Global Aerospace Industry Landing in India
By WENDELL MINNICK And VIVEK RAGHUVANSHI, BANGALORE, India
The 6th biannual Aero India Aerospace & Defence exhibition Feb. 7-11 at Yelahanka Air Force Station will see the largest industry participation yet, with more than 400 defense companies from around the world aiming to show their wares and foster business alliances.
This also will be the first time that the show is being organized in collaboration among the Ministry of Defence’s Department of Defence Production, the Federation of Indian Chambers of Commerce and Industry and Farnborough International Ltd.
“The application of aerospace technologies in civil and military fields naturally requires increased civil-military cooperation,” Defence Minister A.K. Antony said in a speech at the Defence Research and Development Organisation conference Feb. 5 at Bangalore University.
An unprecedented 400 exhibitors are scheduled to participate, about 250 of which will be Indian companies. That is a dramatic increase from the 380 companies exhibiting in 2005.
‘The aim of the show is two-fold. It will give Indian manufacturers an opportunity to showcase their products to a global audience and give foreign manufacturers a platform aimed at the domestic civilian and military market,” said K.P. Singh, India’s permanent defense production secretary.
The Indian Air Force’s planned purchase of 126 medium-range multirole combat aircraft (MMRCA) program will be the most important defense deal to be discussed at Aero India. Though the tender for the $9 billion MMRCA program has not been issued by the government, manufacturers and jockeying for position. Lockheed Martin is promoting the F-16 as a low-cost, high-performance alternative to the Dassault Rafale, the Saab JAS 39 Gripen, the Eurofighter Typhoon, the Boeing F/A-18E/F and the MiG Corp. MiG-35.
The Indian government is also considering increasing the order from 126 aircraft to 200, which would ease the government’s burden because more than one type of MMRCA could be selected.
The MiG-35, with its unique thrust-vectoring technology, will make its first foreign public debut here and is considered a serious contender for the MMRCA. Since India already owns MiG-29s, many industry executives say that Russia will have a slight advantage over the competitors. Russian companies also will display the Beriev Be 200 multipurpose amphibious aircraft and MiG-29M fighter.

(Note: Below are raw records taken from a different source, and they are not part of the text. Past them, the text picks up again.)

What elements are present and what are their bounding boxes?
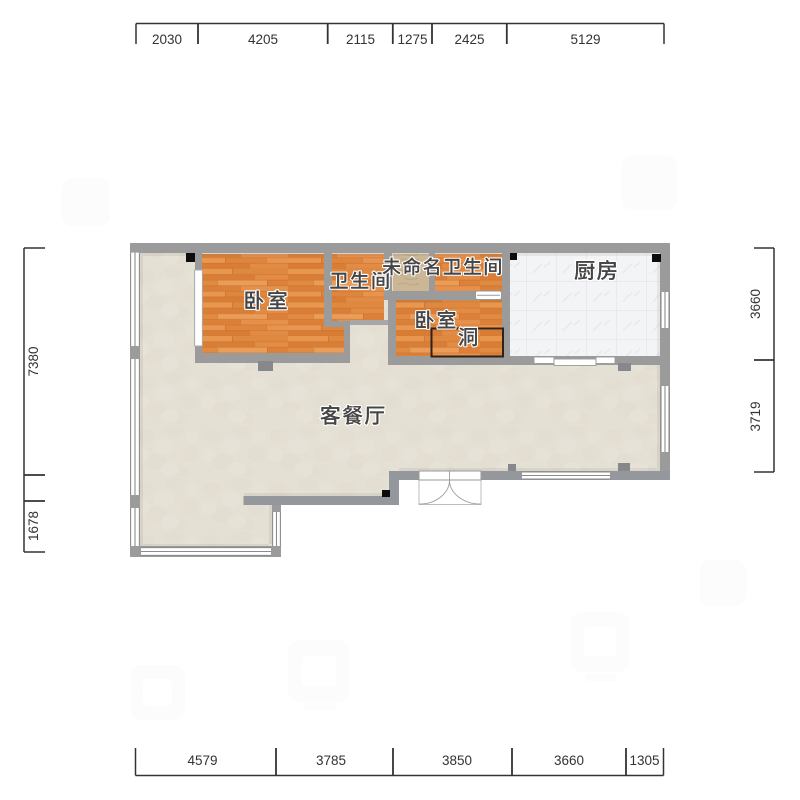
svg-text:3850: 3850 <box>442 753 472 768</box>
svg-text:2030: 2030 <box>152 32 182 47</box>
svg-text:1305: 1305 <box>629 753 659 768</box>
svg-text:4579: 4579 <box>187 753 217 768</box>
svg-text:4205: 4205 <box>248 32 278 47</box>
svg-text:2425: 2425 <box>454 32 484 47</box>
svg-text:3660: 3660 <box>554 753 584 768</box>
svg-text:1678: 1678 <box>26 511 41 541</box>
svg-text:7380: 7380 <box>26 346 41 376</box>
svg-text:3660: 3660 <box>748 289 763 319</box>
svg-text:1275: 1275 <box>397 32 427 47</box>
svg-text:5129: 5129 <box>570 32 600 47</box>
svg-text:3785: 3785 <box>316 753 346 768</box>
svg-text:3719: 3719 <box>748 401 763 431</box>
svg-text:2115: 2115 <box>346 32 375 47</box>
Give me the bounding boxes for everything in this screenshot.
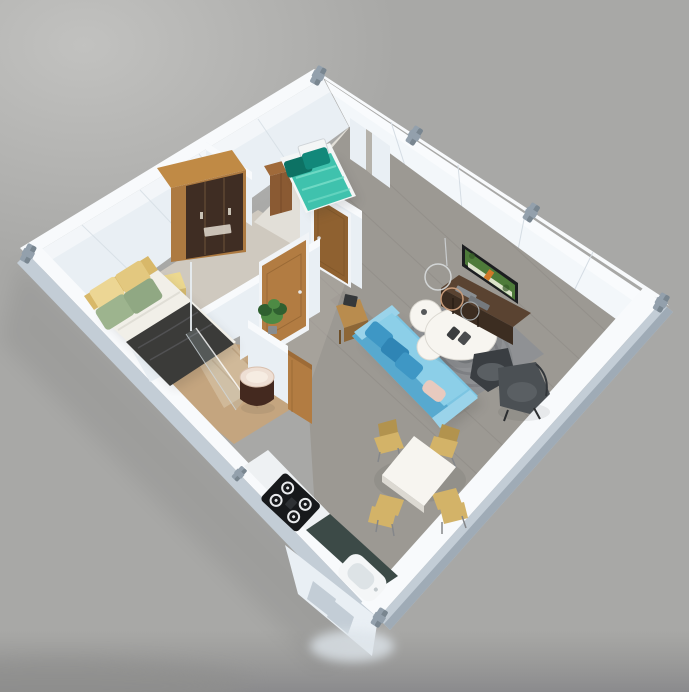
door-handle bbox=[298, 290, 302, 294]
wardrobe-doors bbox=[186, 173, 243, 259]
wardrobe-handle bbox=[228, 208, 231, 215]
plant-pot bbox=[268, 326, 277, 334]
wardrobe-handle bbox=[200, 212, 203, 219]
pedestal-basin bbox=[240, 367, 275, 414]
window-gap bbox=[366, 129, 372, 175]
table-decor bbox=[421, 309, 427, 315]
armchair-wingback bbox=[498, 362, 550, 421]
isometric-home-render bbox=[0, 0, 689, 692]
floorplan-render-image bbox=[0, 0, 689, 692]
base-glow bbox=[310, 630, 394, 662]
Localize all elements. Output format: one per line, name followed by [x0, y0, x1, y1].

Defence Ministry sources said it will be a difficult decision for the government as there are factors beyond technology at play, such as political and strategic considerations. However, Russia cannot be ignored as the largest supplier of arms and equipment to the Indian Defense Forces.
India’s inventory of Russian aircraft is abundant, including the Antonov An-32, MiG-21, MiG-27, Ilyushin Il-76MD aircraft and Mil Mi-8, Mi-17 and Mi-26 helicopters. The only American aircraft in the Air Force’s service are two Boeing 737-2A81s for the Pegasus VIP Squadron at Palam.
The Pentagon is showing off the P-3 maritime patrol aircraft, C-130J and C-17 transport aircraft, F-16 and F/A-18 fighters, and CH-47s heavy-lift helicopter.
Lockheed Martin, Northrop Grumman, Bell Helicopter and Raytheon are pushing a variety of aircraft, but their efforts may be in vain.
Several issues are hurting U.S. chances. Washington’s decision to slap sanctions on India after the latter’s 1998 nuclear tests has not been forgotten. In addition, the United States continues to sell arms to Pakistan, such as the recent deal for 5,000 AIM-120 AMRAAM missiles. The United States also has released the P-3 Orion to Pakistan.
France has had some success selling fighters to India. It is now offering the Rafale, which is considered a favorite in the Indian Air Force. India already fields the Dassault Mirage 2000H with the First and Seventh Squadrons in Allahadad.
The competition has helped create a dynamic show that many observers here say will change India’s defense and security environment.